Now, not everybody got on with Justinian as well as I did. He wasn't shy about saying just what was on his mind, and who would talk back to the Emperor's son? Nobody, or nobody with any brains, anyhow.

But the thing of it was, what had Herakleios and Tiberius done to show they were anything much, either? They hadn't done a thing. Of course, one reason they hadn't was that Constantine never gave them the chance to do anything. Still, when you got down to it, they hadn't proved themselves. And, by the way they whined about Constantine and Justinian, they were on the bratty side themselves. So we excubitores, we listened but we made no promises.

The troops from the military districts, now, they were another matter.

JUSTINIAN

Herakleios and Tiberius flattered the soldiers who stamped through the streets of Constantinople and crowded the barracks at Sykai, across the Golden Horn from the imperial city. To hear them talk, the men had had victory in their grasp until my father snatched it away. The troops from the Anatolian military districts lapped that up like porridge sweetened with honey. Far easier for them to believe their failure someone else's fault than their own.

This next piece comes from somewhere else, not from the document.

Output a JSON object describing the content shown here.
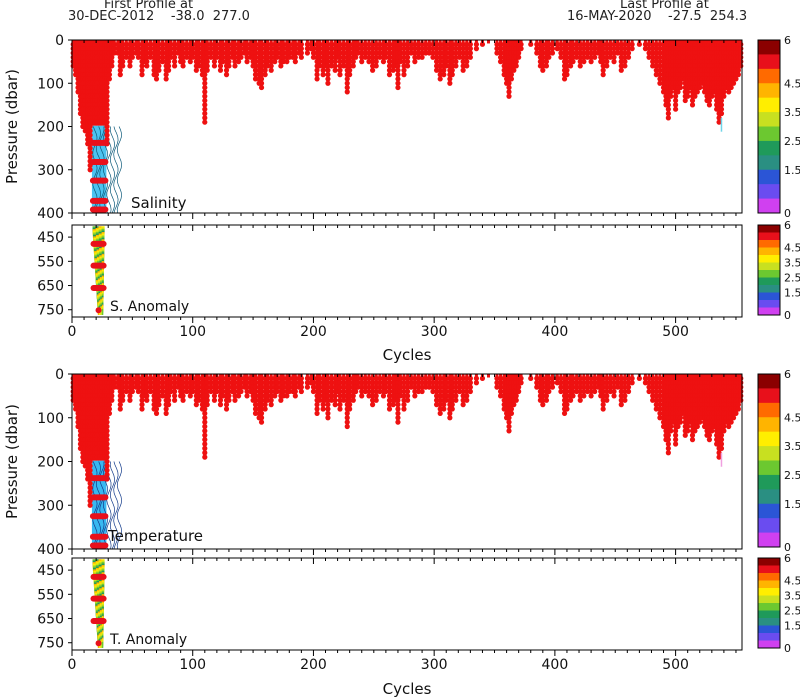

Rumors of what my uncles were about did not take long to reach my father. "I'll settle them," he told me. "If they think I'm a poor excuse for an Emperor, let's see how they like life without the title."

He summoned the nobility of Constantinople to the palace. As if nothing were amiss, he also summoned my brothers, who sat in their accustomed places at his left hand. More excubitores than usual stood close by my father, and they wore mailshirts, which was not common practice, but neither was it unknown.